Колонка автора: Евгения Риц
Длинный список премии «ЛитературРентген» – 39 прекрасных поэтов, из которых приходится выбрать 10. И выбрать невозможно – от страха собственной несправедливости. Конечный выбор определяет настроение, сиюминутность. (Тут уж совсем «мать любит дочь» — кто кого любит, что определяет что? А так и есть – в обе стороны работает.) Но о некоторых из авторов списка всё-таки получается сказать особо – не о «лучших», здесь все лучшие – но о тех, о ком находятся слова у меня.
Ксения Чарыева.
Стихи очень страстные и при этом очень умные. Железная логика сюрреализма – его растекающихся циферблатов, века под лезвием. Сочетание математического ума и языческой, экзотической страсти, и это вам не алгеброй гармонию, точнее – если алгебра – то непременно та, изначальная – вопрос из теста по истории «Какую науку придумали арабы?» — «Китаб аль-Джебр ва-ль-Мукабала», подсказывает википедея, да, кабала, Каббала; если Гармония – то та, которая «Кадм и», непервая в веренице куновских праматерей, позвоночным телом, раздвоенном язычком скользящая из Азии – Малой – прямиком в Элизий. И здесь уж заодно вспомним Элизиум теней, потому что, опять же, – очень умный поэт, тютчевского склада.

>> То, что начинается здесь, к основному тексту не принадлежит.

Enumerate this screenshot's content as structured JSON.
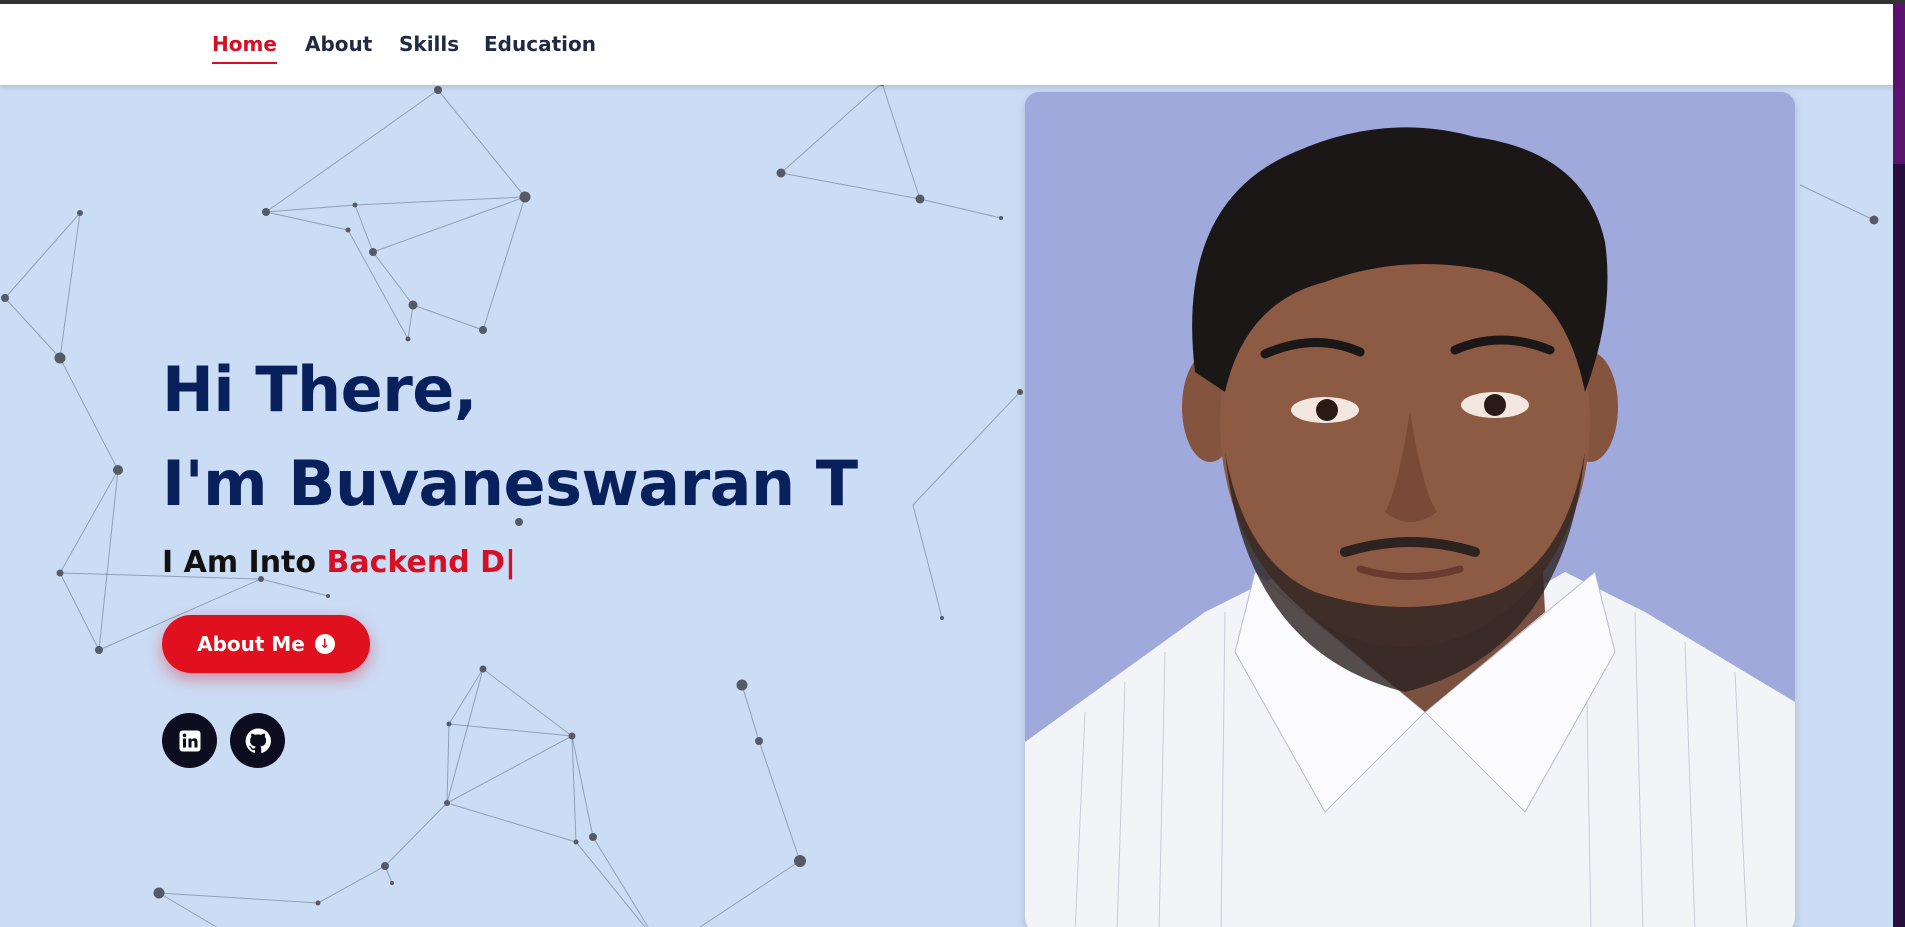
{
  "nav": {
    "items": [
      {
        "label": "Home",
        "active": true
      },
      {
        "label": "About",
        "active": false
      },
      {
        "label": "Skills",
        "active": false
      },
      {
        "label": "Education",
        "active": false
      }
    ]
  },
  "hero": {
    "greeting": "Hi There,",
    "name_line": "I'm Buvaneswaran T",
    "typing_prefix": "I Am Into",
    "typing_text": "Backend D|",
    "button_label": "About Me",
    "button_icon": "arrow-down-circle-icon",
    "socials": [
      {
        "icon": "linkedin-icon"
      },
      {
        "icon": "github-icon"
      }
    ]
  },
  "colors": {
    "accent": "#d50f24",
    "hero_background": "#cbdcf5",
    "heading": "#08205c",
    "photo_background": "#9fa9dc"
  },
  "photo": {
    "subject": "profile-photo"
  }
}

Помнишь, отпускали, едва прибрав,
Клали поперек лобового света.
Полдень, и луг накрыт трав. Ты прав,
Я все еще ненавижу тебя за это.
Стаял и сквозь пальцы стек номерок
К гардеробу, зреющему в прицеле:
Мы смыкаемся в левом верхнем углу метро
В корне из четырех смущенных портфелей.
Желвь, ужаленный жучьим же жалом жук,
Теплый бережный жребий коротколапый,
Изумленно сквозь нёбо твое гляжу
На пустеющий эскалатор.
Константинополь и Чернобыль, пыль и небыль, скат,
Такс покидают его приступки,
Окулисты, блюющие невпопад,
Малолетние проститутки,
Можно вернуться, когда простят,
Если остатки хрупки?
В межвременнОй одноместной шлюпке
Можно двоим назад?!
Нина Ставрогина
Нина Ставрогина производит впечатление очень православного автора, но без моды на и неизбежно связанного с этой модой – с любой модой – кликушества. Предельная строгость, аскеза языка и ритма, связанная с этим иконная чёткая бесплотность. Вот уж на здешних куполах золотая дремотная Азия не опочила, и латинский «толстехунек миленькой»[1] Исус не со здешних икон. Византия, надвинутый плат.
и на сантиметр не стронув
Смерть-гору
наместник (вздохнув:
не сбылось!)
сам
снимается с места
Магомета не чует
Магнит
чтобы взять
верный курс
чтобы видимость обрести –
нужно мозгу
что стал золотым
обернуться простым железом
скрепкой стать
для секретных бумаг
для карты мира потаённой
где блуждают узлы-полюса
где все полосы-пояса
параллели-меридианы –
что ковёр из цветной бумаги
плетённый крест-накрест
вся она в треугольниках
сплошных и прозрачных:
тел и душ – богатейших
залежей боли
тремя отпечатками
птичьих лапок –
помечена Мекка
Бермудской Троицы
там сосновая Троеручица
сжала накрепко Чёрный Камень –
сердце в груди разверстой –
вечный источник святой огонь
молниевого млека
тянется под струю
порожний кувшин
клонится лоб на Камень
долгие семь секунд
кого берут
горé живым –
хоронят потом
в раю
Юрий Соломко
Юрий Соломко – рассказчик историй. Причём историй не о роботах, джедаях и рыцарях, а самых простых, отнюдь не фантастических. Сегодняшний студент, вчерашний школьник. Но заседание кафедры, на котором песочат прогульщиков, оказывается самой настоящей инициацией, газовому баллону приобретают пассажирский билет, а Дед Мороз уходит несолоно хлебавши, потому что под ёлкой есть уже подарок. Говорю же, не фантастика – реализм.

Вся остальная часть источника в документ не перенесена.